Held in the Light: Norman Morrison's Sacrifice for Peace and His Family's Journey of Healing

The name Norman Morrison appears often as a hushed aside in discussions of self-sacrifice; it is a footnote in the history of the Viet nam War.

On November 2, 1965, Morrison, a 31-year-old Quaker from Baltimore, drove with his one-year-old daughter, Emily, to Washington, D.C. In protest of the war, he doused himself in kerosene and set himself on fire outside Robert McNamara’s Pentagon office. Emily was unharmed.

Morrison’s self-immolation was seen as both a hopeful and a desperate act, sparking feelings of empathy and outrage across a nation. At the time, little was known of his life other than his religious affiliation and the graphic nature of his protest. Even less was known about the family he left behind.

In her memoir, Morrison’s widow, Anne Morrison Welch, paints a stark and deeply moving picture of her family’s private world and of the void left by his death.

The memoir—an astutely detailed articulation of ideas first presented in a 2005 pamphlet published by Quaker-affiliated Pendle Hill Publications—dodges the cliché of optimism in the face of adversity. Welch methodically details the disparate intimacies and decades-long unraveling of a family facing the worst kind of despair.

Welch’s story of her family’s journey to Vietnam 34 years after Morrison’s death serves as a prescient reminder of the lingering wounds of the Vietnam War. Her family’s struggle to make peace with his act is a personal quest that is nonetheless a microcosm of America’s struggle to heal from that war and to cope with the new wounds it is suffering from Iraq.

For Welch, life after Norman was made up of strange minutiae and startling dichotomies. The night of his death, Welch focused on the objects left behind: his wallet, his wedding ring, his barely singed Harris Tweed jacket. The couple’s last meal, a simple lunch of grilled cheese and French onion soup, became a totem of pain: “To this day, I cannot eat French onion soup. It tastes too much like loss,” writes Welch.

Welch found grief unbearably cold. It is an evocative and haunting metaphor. As she rode to Washington to pick up Emily, she was “stunned and frozen, not knowing what to think or feel.” Welch found that she could not shake that glacial remove, even when she had to tell her children of their father’s death.

“I know now that we should have cried our hearts out together,” she writes. “Because we did not, our family remained in a state of frozen grief for years.”

Welch attempts to fit these stark images of the first days without Nor man into a larger framework: memories of their childhood, their romance and marriage, and the years after Norman was gone. Some of the narrative threads, such as descriptions of their upbringing and their marriage, feel rushed, more like the obligatory imparting of facts than revelations of character and motivation. Others, such as the description of her son Ben’s battle with cancer and the family’s 1999 trip to Vietnam, are absorbing, brimming with emotional detail that Welch masterfully prevents from veering into sentimentality.

The joining of competing narrative threads in Welch’s memoir is ambitious, if not always successful. Though the narrative is compelling, it is sometimes unevenly paced and plotted.

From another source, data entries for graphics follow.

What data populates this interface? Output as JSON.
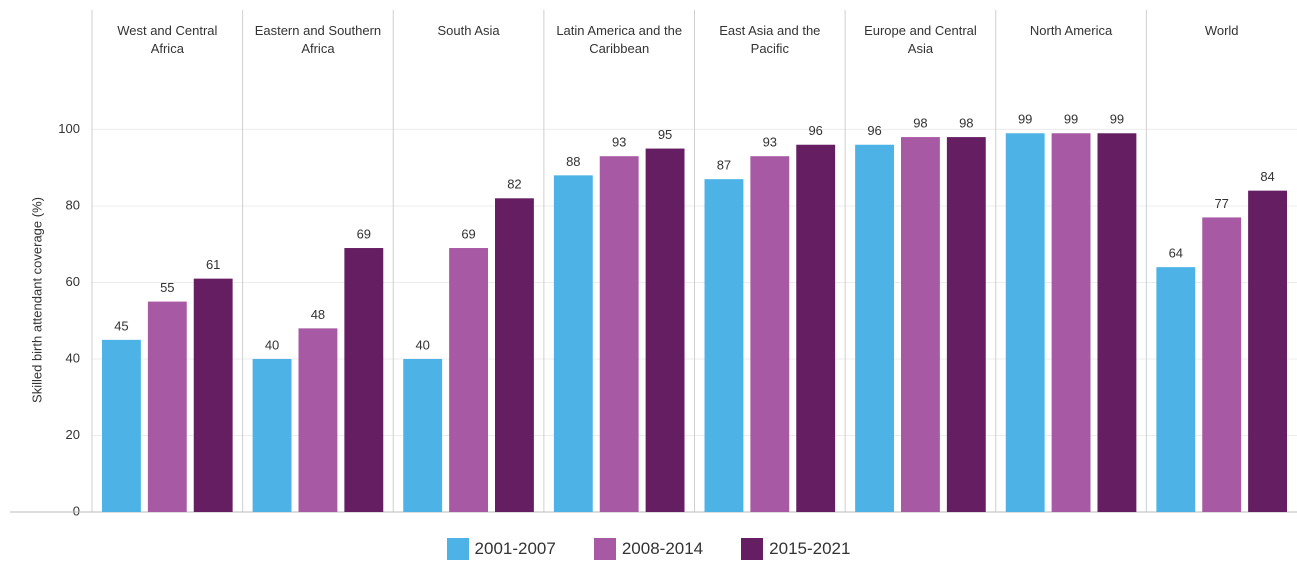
{
  "chart_data": {
    "type": "bar",
    "y_label": "Skilled birth attendant coverage (%)",
    "categories": [
      "West and Central Africa",
      "Eastern and Southern Africa",
      "South Asia",
      "Latin America and the Caribbean",
      "East Asia and the Pacific",
      "Europe and Central Asia",
      "North America",
      "World"
    ],
    "series": [
      {
        "name": "2001-2007",
        "color": "#4db3e6",
        "values": [
          45,
          40,
          40,
          88,
          87,
          96,
          99,
          64
        ]
      },
      {
        "name": "2008-2014",
        "color": "#a859a3",
        "values": [
          55,
          48,
          69,
          93,
          93,
          98,
          99,
          77
        ]
      },
      {
        "name": "2015-2021",
        "color": "#651e62",
        "values": [
          61,
          69,
          82,
          95,
          96,
          98,
          99,
          84
        ]
      }
    ],
    "ylim": [
      0,
      109
    ],
    "yticks": [
      0,
      20,
      40,
      60,
      80,
      100
    ],
    "grid": true
  }
}
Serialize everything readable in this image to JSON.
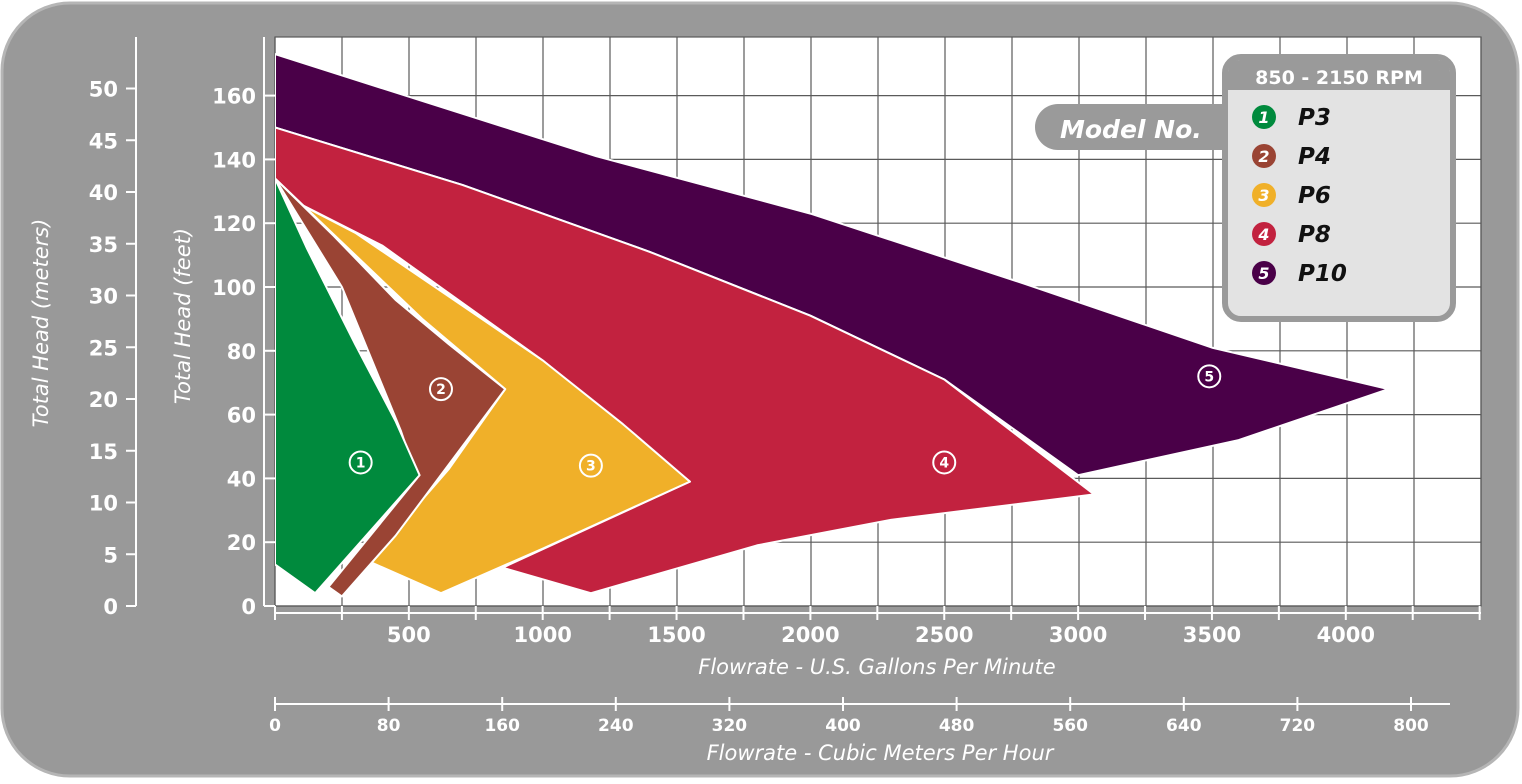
{
  "chart_data": {
    "type": "area",
    "x_primary": {
      "label": "Flowrate - U.S. Gallons Per Minute",
      "range": [
        0,
        4500
      ],
      "ticks": [
        500,
        1000,
        1500,
        2000,
        2500,
        3000,
        3500,
        4000
      ],
      "tick_labels": [
        "500",
        "1000",
        "1500",
        "2000",
        "2500",
        "3000",
        "3500",
        "4000"
      ]
    },
    "x_secondary": {
      "label": "Flowrate - Cubic Meters Per Hour",
      "ticks": [
        0,
        80,
        160,
        240,
        320,
        400,
        480,
        560,
        640,
        720,
        800
      ],
      "tick_labels": [
        "0",
        "80",
        "160",
        "240",
        "320",
        "400",
        "480",
        "560",
        "640",
        "720",
        "800"
      ]
    },
    "y_feet": {
      "label": "Total Head (feet)",
      "range": [
        0,
        170
      ],
      "ticks": [
        0,
        20,
        40,
        60,
        80,
        100,
        120,
        140,
        160
      ],
      "tick_labels": [
        "0",
        "20",
        "40",
        "60",
        "80",
        "100",
        "120",
        "140",
        "160"
      ]
    },
    "y_meters": {
      "label": "Total Head (meters)",
      "ticks": [
        0,
        5,
        10,
        15,
        20,
        25,
        30,
        35,
        40,
        45,
        50
      ],
      "tick_labels": [
        "0",
        "5",
        "10",
        "15",
        "20",
        "25",
        "30",
        "35",
        "40",
        "45",
        "50"
      ]
    },
    "grid": true,
    "legend": {
      "title": "850 - 2150 RPM",
      "tag": "Model No.",
      "placement": "top-right"
    },
    "series": [
      {
        "number": "1",
        "name": "P3",
        "color": "#008a3d",
        "label_point": [
          320,
          45
        ],
        "boundary": [
          [
            0,
            134
          ],
          [
            120,
            112
          ],
          [
            300,
            82
          ],
          [
            450,
            58
          ],
          [
            540,
            41
          ],
          [
            150,
            4
          ],
          [
            0,
            13
          ]
        ]
      },
      {
        "number": "2",
        "name": "P4",
        "color": "#9a4434",
        "label_point": [
          620,
          68
        ],
        "boundary": [
          [
            0,
            134
          ],
          [
            220,
            116
          ],
          [
            450,
            96
          ],
          [
            650,
            82
          ],
          [
            860,
            68
          ],
          [
            450,
            22
          ],
          [
            250,
            3
          ],
          [
            200,
            6
          ],
          [
            530,
            40
          ],
          [
            470,
            55
          ],
          [
            250,
            100
          ],
          [
            0,
            134
          ]
        ]
      },
      {
        "number": "3",
        "name": "P6",
        "color": "#f0b029",
        "label_point": [
          1180,
          44
        ],
        "boundary": [
          [
            0,
            130
          ],
          [
            300,
            117
          ],
          [
            650,
            97
          ],
          [
            1000,
            77
          ],
          [
            1300,
            57
          ],
          [
            1550,
            39
          ],
          [
            1000,
            18
          ],
          [
            620,
            4
          ],
          [
            350,
            14
          ],
          [
            650,
            43
          ],
          [
            860,
            68
          ],
          [
            550,
            90
          ],
          [
            0,
            134
          ]
        ]
      },
      {
        "number": "4",
        "name": "P8",
        "color": "#c2223f",
        "label_point": [
          2500,
          45
        ],
        "boundary": [
          [
            0,
            150
          ],
          [
            700,
            132
          ],
          [
            1400,
            111
          ],
          [
            2000,
            91
          ],
          [
            2500,
            71
          ],
          [
            3060,
            35
          ],
          [
            2300,
            27
          ],
          [
            1800,
            19
          ],
          [
            1180,
            4
          ],
          [
            850,
            12
          ],
          [
            1550,
            39
          ],
          [
            1000,
            77
          ],
          [
            400,
            113
          ],
          [
            0,
            130
          ]
        ]
      },
      {
        "number": "5",
        "name": "P10",
        "color": "#4a0048",
        "label_point": [
          3490,
          72
        ],
        "boundary": [
          [
            0,
            173
          ],
          [
            600,
            157
          ],
          [
            1200,
            141
          ],
          [
            2000,
            123
          ],
          [
            2800,
            101
          ],
          [
            3500,
            81
          ],
          [
            4160,
            68
          ],
          [
            3600,
            52
          ],
          [
            3000,
            41
          ],
          [
            2500,
            71
          ],
          [
            2000,
            91
          ],
          [
            1400,
            111
          ],
          [
            700,
            132
          ],
          [
            0,
            150
          ]
        ]
      }
    ]
  }
}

Still, the story far outweighs the book’s minor structural flaws. The text is peppered with excerpts from letters, song lyrics and poems, and the integration of these works provides a diligent witness to truth and communicates that Norman’s story belongs not just to Welch and her children, but to the world.

Welch’s description of 16-year-old Ben’s deathbed scene is one place where the profound and the profane are interspersed. Amidst his final breaths, Ben screams, “It’s not fair!” His nurse, meanwhile, does her job, giving him medication to help him relax and making sure he is comfortable. Welch’s account of that loss is achingly simple: “I had grown up believing in a fair and reasonable world,” she writes. “But my trust in such a world was shattered again by Ben’s death, as it had been by Norman’s.”

Welch’s lush descriptions of Viet nam, from subtle evocations of place to the stories of how Vietnamese people were touched by Norman’s sacrifice, naturally evolve into a catharsis in a Hanoi hotel room. “I began to grieve deeply, to moan and keen Norman’s passing,” she writes. “I let out all the collected emotions—grief, bitterness, guilt, sadness, and, yes, anger. I wailed and raged at Norman for leaving me at the age of thirty with such challenges, and for abandoning his children. I felt completely alone.”

Welch writes that she has made peace with the story. Norman’s sacrifice, she finds, has proven not to be just a brief, terrible flame from one November day in 1965, but a lasting light, “a candle, perhaps, in the darkness—that shows the way that we cannot foresee.” Norman’s life, she writes, bears witness to the Quaker philosophy of “letting your life speak.”

After so much loss, says Welch, this is a relief: “The pain, or fear, or hate, has to be acknowledged and given to God. Then grace comes like a balm, like holy ointment that can start the healing process.”